Now I know the Twinkles were just trying to brighten up the world one voicemail at a time.
Therefore, some may feel that it was mean spirited of me to have to fight a desire to suggest, on their voice mail, that what I wanted most, was to help the Twinkles to individually and collectively see a few stars!!!
I didn’t give in to that urge. My sense of politeness stopped me, but only just.
However, the very next day, I dialed another number and again got voice mail. This time the message was brief and to the point.
An equal opportunity offender.
Frankly, just what should the polite response be to this very common message?
“Your call is important to us. Please stay on the line to maintain your call priority. Your call is important to us. Please…”
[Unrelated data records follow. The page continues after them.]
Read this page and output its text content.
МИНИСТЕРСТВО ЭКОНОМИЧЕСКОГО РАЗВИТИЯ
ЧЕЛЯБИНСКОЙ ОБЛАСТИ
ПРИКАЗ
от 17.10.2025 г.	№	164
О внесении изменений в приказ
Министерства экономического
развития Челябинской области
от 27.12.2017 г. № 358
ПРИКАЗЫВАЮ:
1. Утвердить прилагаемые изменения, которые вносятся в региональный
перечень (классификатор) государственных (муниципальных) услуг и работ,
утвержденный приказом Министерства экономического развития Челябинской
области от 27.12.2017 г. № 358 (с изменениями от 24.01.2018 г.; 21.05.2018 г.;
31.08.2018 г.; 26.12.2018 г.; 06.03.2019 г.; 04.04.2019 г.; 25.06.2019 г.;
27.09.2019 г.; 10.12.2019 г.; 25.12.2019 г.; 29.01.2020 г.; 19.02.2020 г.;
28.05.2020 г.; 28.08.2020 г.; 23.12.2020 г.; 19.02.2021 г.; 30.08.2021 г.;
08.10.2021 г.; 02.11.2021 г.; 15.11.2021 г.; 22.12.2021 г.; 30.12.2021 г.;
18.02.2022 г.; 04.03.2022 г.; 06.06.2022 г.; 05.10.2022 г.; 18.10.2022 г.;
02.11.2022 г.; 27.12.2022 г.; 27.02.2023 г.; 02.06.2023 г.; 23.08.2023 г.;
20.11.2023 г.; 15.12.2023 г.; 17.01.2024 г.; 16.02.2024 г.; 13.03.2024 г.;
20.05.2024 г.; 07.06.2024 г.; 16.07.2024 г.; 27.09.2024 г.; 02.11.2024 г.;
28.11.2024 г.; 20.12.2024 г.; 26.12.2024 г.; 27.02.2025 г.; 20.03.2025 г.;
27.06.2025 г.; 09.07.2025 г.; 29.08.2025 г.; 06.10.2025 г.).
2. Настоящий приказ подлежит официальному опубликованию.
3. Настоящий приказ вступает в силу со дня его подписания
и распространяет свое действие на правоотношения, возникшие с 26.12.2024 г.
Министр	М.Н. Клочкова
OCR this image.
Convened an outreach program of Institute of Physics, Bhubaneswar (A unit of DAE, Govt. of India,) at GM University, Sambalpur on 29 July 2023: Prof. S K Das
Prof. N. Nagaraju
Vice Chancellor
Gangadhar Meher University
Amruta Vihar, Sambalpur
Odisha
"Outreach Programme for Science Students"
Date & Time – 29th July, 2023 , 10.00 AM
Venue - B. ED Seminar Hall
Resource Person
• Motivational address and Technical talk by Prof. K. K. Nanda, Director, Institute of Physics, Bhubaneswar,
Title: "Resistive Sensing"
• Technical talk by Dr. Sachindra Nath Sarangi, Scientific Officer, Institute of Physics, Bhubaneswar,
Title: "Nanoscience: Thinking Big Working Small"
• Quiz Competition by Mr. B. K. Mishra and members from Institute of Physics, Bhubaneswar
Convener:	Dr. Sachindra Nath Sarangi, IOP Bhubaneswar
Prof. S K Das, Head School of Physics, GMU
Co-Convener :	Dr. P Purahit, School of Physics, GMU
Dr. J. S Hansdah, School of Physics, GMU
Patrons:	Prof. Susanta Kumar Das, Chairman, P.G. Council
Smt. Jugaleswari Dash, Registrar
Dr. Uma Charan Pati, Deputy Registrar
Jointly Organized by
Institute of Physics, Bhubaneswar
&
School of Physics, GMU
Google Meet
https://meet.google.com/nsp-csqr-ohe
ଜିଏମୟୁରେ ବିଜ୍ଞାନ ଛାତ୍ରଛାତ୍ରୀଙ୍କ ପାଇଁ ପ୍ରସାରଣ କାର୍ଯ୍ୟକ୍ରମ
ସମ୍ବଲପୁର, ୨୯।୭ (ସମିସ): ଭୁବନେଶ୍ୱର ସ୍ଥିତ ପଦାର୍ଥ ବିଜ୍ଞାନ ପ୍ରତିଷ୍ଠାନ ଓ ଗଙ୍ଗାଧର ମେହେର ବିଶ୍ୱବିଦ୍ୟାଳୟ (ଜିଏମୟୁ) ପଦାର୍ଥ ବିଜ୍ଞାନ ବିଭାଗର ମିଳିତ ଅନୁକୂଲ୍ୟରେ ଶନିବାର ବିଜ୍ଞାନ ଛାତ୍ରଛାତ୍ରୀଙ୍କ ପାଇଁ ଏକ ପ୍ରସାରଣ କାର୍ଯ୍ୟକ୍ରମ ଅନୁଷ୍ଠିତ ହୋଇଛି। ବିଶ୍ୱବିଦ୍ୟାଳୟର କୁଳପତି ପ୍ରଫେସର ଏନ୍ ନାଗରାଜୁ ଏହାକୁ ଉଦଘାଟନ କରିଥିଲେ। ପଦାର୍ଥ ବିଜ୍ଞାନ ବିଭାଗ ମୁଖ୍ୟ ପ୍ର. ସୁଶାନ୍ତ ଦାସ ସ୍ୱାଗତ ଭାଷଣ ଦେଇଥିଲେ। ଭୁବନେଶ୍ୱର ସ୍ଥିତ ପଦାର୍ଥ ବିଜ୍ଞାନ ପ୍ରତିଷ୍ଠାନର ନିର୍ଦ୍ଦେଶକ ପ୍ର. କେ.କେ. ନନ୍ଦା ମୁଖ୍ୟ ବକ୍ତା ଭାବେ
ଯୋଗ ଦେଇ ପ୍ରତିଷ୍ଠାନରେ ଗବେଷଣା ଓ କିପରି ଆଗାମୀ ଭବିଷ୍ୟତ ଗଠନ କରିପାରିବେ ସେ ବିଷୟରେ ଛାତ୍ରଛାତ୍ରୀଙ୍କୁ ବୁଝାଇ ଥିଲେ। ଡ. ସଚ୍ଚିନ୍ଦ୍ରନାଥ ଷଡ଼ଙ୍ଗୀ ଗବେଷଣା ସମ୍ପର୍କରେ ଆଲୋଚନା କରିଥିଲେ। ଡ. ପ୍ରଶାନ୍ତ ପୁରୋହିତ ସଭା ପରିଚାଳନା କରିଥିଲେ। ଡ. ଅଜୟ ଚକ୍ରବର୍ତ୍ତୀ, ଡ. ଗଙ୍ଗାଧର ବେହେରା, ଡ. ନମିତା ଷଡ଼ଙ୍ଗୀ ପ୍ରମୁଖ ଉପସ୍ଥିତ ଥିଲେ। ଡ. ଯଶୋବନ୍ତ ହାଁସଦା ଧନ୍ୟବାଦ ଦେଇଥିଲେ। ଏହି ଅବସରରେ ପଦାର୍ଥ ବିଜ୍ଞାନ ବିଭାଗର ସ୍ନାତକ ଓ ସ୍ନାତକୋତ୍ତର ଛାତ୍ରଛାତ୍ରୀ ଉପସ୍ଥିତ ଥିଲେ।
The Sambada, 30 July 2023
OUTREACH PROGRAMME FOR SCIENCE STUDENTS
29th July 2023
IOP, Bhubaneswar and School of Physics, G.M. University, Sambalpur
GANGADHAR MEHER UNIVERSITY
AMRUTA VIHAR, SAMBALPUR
Several experiences with inanimate, electronic devices led me recently to contemplate the entire state of Manners in our Modern World.
Does anyone practice etiquette anymore?
Do most people even recognize the word?
Frankly, it’s become a confusing challenge just to try to be polite these days.
Let’s face it, in great-grandmother’s day the rules of Polite Society were few but firm.
Stand up straight.
Chew with your mouth closed.
Say please and thank you.
Don’t share what the dog did behind the bathroom door with casual visitors to your home.
Never put into your mouth the finger which, until very recently, was excavating in your left nostril.
These were the straight-forward rules for civilized and polite behaviour in Granny’s day.
But how can one behave in a mannerly manner in these modern and stressful times?
You may have noticed that many of today’s young people wear identical jeans and huge, body-enveloping hoodies, nearly always pulled far down, well over their faces.
Most also choose to fix their eyes only upon the phones growing out of their wrists, resorting to a series of random grunts as their only other form of communication. Consequently, it is occasionally difficult to know how to politely greet them.
I would like to recommend the following all-purpose, but genteel, approach.
“Good morning pleasant person of indeterminate sex, or possibly visiting extra-terrestrial being, how may I help you?”
In Great-Grandmother’s day, visitors walked up to your door and actually knocked, politely ‘calling on the family’, especially when a car ride or a special social outing planned.
Today, the modern visitor remains in his parked vehicle, engine running, in the driveway: a horn-based code has become the new social norm.
One honk means Dad.
Two honks means Mom.
Three honks – eldest child.
Four honks – next in line child.
Five honks – subsequent sibling.
Six honks – spontaneous confrontation with large and irate neighbour.
The mannerly way to handle oneself in mixed social gatherings, has become another issue in modern etiquette.
How does one politely strike up a conversation when faced with a roomful of strangers at say, the yearly family reunion?
The old “How do you do? My name is…” approach seems to be passé. Now, it appears, one is expected to come up with a memorable “opening line.”
Still, in the interests of etiquette, may I suggest that the following should never be employed as opening lines.
“So which wife is this again?”
“Wow! When’s the little bundle of joy due?” (Impolite, whether addressed to a voluptuous woman or a somewhat portly man.)
“Say, will ya look at this baby!” while holding out the same hand which has just caught a huge sneeze.
“Would you like to look at my scar?” (Do not reply. Just run.)
And let me leave you with this last small expression of modern etiquette, one I believe we can all practice as we face up to life in our stressful world.
When you find yourself trapped in cut-throat traffic, it is best to use all your fingers when waving at your fellow drivers. There.